Cheveux roux relevés en chignon, la célèbre Goulue, reprend vie et gouaille à l’Essaion. De sa mort dans le dénuement à sa jeunesse dans un couvent, en passant par ses années folles au Moulin Rouge, elle conte sa vie par le menu. Avec tendre passion et fougueuse empathie, Delphine Gandsart se glisse dans la peau de la célèbre danseuse de cancan et lui rend un hommage vibrant.
Du plus profond des ténèbres, une voix d’outre-tombe, chevrotante, résonne sous les voûtes de la salle de théâtre. Silhouette courbée, pas hésitants, La goulue, toute vêtue de noir, fait son apparition. Il est loin le temps où elle levait la jambe sous le regard enamouré de Toulouse-Lautrec, d’Aristide Bruant, où elle posait nue pour Auguste Renoir. Entêtée, indépendante, rêvant de liberté, elle quitte en pleine gloire le Moulin rouge pour devenir dompteuse de fauves dans les fêtes foraines. Mais, le succès n’est pas vraiment au rendez-vous.

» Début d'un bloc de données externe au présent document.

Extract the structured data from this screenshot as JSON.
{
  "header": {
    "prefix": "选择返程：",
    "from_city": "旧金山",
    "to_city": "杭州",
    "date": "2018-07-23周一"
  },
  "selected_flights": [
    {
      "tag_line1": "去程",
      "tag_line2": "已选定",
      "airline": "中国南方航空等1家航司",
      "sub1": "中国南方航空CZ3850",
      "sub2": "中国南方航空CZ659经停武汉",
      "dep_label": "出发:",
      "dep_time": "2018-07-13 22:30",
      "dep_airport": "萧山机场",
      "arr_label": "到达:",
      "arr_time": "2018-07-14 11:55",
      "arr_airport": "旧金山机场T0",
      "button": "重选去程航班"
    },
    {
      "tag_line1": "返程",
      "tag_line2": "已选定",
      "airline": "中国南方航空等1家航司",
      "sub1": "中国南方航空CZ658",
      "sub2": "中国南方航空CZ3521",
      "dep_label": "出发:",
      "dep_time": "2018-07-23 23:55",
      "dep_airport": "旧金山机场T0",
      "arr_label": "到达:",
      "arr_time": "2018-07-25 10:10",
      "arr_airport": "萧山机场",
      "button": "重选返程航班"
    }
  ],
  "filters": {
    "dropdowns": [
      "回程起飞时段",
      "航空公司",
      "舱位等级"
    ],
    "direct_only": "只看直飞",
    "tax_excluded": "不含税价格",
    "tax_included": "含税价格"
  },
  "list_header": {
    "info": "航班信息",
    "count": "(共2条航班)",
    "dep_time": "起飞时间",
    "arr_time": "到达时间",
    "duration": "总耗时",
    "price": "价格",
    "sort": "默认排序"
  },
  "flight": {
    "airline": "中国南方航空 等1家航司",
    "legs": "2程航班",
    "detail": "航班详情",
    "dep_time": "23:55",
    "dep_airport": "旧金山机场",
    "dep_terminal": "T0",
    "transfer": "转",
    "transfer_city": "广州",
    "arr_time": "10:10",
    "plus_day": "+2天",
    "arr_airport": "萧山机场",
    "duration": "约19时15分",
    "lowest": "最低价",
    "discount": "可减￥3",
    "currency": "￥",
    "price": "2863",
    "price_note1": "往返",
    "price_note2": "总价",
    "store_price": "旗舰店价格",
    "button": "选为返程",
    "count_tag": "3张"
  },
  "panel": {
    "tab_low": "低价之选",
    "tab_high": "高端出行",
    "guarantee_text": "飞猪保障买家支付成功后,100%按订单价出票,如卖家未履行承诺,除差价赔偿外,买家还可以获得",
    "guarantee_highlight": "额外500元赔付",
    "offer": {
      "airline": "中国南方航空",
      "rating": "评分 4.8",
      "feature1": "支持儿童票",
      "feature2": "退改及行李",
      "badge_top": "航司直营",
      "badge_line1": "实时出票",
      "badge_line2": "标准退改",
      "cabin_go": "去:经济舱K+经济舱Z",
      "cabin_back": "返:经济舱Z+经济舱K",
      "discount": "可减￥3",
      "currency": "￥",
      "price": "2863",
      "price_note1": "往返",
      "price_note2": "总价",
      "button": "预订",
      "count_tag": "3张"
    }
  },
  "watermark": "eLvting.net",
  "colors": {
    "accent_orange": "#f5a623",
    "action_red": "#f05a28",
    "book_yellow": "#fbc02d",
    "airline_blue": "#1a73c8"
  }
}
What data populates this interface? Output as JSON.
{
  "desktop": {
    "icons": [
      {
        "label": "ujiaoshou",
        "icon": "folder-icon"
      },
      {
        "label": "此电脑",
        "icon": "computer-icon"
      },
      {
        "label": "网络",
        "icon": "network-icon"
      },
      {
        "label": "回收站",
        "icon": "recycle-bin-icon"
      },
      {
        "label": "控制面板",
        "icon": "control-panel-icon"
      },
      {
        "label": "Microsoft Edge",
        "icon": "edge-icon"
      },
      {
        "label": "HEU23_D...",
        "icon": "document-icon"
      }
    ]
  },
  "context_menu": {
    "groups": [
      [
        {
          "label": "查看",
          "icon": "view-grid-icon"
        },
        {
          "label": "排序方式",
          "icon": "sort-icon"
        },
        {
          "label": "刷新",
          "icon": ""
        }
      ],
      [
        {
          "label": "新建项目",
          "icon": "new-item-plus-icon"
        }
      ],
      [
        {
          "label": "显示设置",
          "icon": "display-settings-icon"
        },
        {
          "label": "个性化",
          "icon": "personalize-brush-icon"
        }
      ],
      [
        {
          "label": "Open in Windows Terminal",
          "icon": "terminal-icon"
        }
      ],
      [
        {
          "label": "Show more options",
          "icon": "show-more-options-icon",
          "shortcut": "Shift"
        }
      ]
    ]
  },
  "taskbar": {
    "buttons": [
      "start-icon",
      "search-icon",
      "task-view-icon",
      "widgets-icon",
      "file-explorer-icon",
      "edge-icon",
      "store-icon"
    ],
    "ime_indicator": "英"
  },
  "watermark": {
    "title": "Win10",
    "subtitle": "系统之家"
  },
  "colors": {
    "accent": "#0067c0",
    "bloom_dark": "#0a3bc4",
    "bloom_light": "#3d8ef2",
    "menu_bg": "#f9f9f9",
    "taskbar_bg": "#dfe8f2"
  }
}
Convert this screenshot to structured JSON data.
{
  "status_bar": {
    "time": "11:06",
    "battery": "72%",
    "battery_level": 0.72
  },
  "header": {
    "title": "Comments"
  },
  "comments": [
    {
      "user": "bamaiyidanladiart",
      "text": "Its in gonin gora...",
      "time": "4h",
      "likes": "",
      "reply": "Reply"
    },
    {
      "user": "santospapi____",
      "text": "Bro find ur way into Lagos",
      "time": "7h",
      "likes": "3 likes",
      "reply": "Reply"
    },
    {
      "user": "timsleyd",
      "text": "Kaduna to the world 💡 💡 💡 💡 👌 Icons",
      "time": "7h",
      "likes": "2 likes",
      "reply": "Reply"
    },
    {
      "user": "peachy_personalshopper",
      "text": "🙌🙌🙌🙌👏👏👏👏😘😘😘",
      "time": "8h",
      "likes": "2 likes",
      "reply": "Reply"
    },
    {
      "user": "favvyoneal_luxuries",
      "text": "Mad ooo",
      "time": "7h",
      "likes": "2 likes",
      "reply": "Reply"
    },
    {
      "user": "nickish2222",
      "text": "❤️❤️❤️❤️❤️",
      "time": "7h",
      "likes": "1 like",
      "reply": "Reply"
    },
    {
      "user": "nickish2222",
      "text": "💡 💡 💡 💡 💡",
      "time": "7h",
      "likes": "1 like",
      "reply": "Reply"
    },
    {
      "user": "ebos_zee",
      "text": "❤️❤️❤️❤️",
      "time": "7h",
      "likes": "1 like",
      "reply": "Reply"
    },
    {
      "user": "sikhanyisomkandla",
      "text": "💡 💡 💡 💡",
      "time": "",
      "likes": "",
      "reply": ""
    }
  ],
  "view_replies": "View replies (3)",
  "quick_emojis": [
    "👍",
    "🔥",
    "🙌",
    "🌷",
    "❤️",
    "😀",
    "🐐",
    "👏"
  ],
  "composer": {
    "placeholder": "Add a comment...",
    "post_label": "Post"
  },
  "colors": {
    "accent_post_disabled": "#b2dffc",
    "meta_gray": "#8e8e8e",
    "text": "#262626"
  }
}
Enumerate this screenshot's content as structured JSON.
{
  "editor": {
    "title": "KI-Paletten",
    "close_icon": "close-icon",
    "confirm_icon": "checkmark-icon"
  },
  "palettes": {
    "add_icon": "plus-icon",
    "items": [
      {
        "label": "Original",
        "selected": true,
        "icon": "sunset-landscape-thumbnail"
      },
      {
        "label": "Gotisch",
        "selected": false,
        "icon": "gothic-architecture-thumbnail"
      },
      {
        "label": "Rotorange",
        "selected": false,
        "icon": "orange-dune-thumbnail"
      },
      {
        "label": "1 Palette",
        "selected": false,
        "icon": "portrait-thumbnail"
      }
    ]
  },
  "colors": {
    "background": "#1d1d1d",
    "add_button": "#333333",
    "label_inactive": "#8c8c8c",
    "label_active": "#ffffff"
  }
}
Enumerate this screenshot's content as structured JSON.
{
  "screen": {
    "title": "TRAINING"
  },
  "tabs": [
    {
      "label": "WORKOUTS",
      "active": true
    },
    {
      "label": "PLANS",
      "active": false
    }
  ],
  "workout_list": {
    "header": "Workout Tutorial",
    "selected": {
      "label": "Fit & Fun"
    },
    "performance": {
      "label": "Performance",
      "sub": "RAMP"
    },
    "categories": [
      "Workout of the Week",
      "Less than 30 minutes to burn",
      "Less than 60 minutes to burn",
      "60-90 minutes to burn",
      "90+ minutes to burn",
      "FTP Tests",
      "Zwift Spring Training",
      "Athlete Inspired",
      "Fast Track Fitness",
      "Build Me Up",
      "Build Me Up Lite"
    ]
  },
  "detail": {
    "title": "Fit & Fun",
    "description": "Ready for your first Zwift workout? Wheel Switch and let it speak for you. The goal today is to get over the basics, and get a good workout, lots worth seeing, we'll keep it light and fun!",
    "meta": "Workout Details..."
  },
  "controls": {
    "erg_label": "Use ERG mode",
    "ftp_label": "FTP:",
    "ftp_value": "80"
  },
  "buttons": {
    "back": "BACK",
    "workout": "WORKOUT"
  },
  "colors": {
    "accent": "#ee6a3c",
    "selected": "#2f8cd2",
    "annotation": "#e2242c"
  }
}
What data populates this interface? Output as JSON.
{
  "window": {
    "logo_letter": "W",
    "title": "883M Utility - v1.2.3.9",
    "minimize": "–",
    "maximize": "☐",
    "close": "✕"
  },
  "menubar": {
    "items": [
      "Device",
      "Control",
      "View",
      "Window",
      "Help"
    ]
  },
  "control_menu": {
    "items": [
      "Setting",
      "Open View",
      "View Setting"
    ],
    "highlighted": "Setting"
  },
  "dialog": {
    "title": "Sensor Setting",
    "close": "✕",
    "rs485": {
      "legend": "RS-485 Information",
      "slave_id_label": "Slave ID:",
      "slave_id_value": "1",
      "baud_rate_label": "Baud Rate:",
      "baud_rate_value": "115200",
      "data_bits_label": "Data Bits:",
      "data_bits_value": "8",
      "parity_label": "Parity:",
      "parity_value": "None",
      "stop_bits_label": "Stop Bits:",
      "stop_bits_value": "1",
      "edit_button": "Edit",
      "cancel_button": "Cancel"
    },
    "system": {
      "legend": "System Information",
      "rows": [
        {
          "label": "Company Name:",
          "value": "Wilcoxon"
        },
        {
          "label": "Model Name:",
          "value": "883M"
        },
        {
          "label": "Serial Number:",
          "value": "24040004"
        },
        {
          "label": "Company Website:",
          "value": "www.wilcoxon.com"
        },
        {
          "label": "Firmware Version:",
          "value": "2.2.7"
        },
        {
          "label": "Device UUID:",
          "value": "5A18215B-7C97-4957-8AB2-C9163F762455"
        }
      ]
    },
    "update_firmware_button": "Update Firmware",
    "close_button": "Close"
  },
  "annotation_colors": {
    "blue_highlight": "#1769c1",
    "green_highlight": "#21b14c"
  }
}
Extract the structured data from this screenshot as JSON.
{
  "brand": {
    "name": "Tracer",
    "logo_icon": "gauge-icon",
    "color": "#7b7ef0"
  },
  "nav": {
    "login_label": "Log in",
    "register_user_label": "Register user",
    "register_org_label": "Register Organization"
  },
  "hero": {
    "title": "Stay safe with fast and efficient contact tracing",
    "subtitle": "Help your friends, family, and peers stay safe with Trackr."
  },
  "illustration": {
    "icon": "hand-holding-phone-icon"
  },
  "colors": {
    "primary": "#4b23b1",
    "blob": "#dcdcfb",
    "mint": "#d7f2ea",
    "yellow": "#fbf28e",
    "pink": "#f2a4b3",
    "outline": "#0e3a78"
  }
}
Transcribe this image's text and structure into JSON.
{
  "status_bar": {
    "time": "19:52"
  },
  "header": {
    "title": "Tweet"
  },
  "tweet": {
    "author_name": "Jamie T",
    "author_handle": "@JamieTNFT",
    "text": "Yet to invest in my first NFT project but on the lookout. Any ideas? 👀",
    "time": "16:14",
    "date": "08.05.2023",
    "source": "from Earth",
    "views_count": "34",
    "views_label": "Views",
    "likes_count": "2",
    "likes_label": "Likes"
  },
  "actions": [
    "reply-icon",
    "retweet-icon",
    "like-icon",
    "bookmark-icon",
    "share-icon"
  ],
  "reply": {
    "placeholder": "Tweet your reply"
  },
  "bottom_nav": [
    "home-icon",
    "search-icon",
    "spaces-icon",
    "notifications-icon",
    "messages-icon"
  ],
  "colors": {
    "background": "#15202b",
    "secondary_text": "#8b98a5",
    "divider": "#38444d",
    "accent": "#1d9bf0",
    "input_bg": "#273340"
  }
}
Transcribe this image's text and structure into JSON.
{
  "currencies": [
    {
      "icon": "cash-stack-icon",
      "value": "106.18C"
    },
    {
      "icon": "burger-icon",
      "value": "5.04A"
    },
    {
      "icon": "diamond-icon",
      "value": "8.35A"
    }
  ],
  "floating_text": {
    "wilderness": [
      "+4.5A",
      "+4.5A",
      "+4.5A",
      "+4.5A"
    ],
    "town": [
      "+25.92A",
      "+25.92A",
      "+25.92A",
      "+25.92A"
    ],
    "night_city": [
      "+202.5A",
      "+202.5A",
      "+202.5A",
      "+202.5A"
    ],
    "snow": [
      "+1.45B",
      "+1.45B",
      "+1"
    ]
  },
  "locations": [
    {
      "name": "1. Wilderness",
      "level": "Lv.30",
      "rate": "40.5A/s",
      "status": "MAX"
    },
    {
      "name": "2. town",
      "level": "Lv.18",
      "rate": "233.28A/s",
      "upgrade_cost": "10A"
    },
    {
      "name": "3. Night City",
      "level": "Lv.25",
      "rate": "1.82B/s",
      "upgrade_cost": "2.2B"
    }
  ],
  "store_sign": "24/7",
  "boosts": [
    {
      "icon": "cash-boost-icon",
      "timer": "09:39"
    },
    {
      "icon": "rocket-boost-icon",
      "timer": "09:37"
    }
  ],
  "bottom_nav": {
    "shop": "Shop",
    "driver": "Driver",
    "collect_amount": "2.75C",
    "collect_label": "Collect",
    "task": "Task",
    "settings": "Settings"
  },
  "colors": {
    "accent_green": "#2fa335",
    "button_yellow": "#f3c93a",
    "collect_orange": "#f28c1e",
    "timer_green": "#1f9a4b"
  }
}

Vivante, terriblement humaine, La Goulue, de son vrai nom Louise Weber, a tout connu, la pauvreté, la richesse, des amants célèbres, des fils de rois, des hommes violents qui la battaient, des femmes au corps doux. Refusant les contraintes, acceptant sans broncher son destin, elle continue à vivre coûte que coûte bradant ses souvenirs sur le trottoir. Ébranlée par la mort de son unique enfant, le petit Simon, elle aide les plus démunis qu’elle recueille, tous les animaux errants qu’elle croise sur son chemin.
En s’emparant de l’histoire de celle qui fut la reine incontestée du Moulin Rouge, Delphine Gustau signe un portrait tendre et intimiste de la Goulue. Derrière l’artiste dont la chevelure rousse, reconnaissable entre mille, donne le ton de quelques tableaux accrochés entre autres aux cimaises du Musée d’Orsay, se dessine un être humble, sensible, une gouailleuse au cœur d’or, une femme libre, qu’incarne avec justesse et drôlerie Delphine Grandsart.Jouant sur les intonations de sa voix, tour à tour rauque ou enfantine, la comédienne, portée par une mise en scène simple, sans artifice, donne vie à Louise Weber. Égrenant tout au long du spectacle les chansons réalistes qui ont fait les beaux jours de la Belle Époque, accompagnée à l’accordéon par l’excellent Matthieu Michard, elle nous plonge dans le quotidien hors norme de celle qui donna au French Cancan ses lettres de noblesse. Une gourmandise théâtrale et musicale dont le charme désuet et la fraîcheur piquante en font la savoureuse consistance. Foncez à l’Essaïon et laissez-vous ensorceler par La Goulue !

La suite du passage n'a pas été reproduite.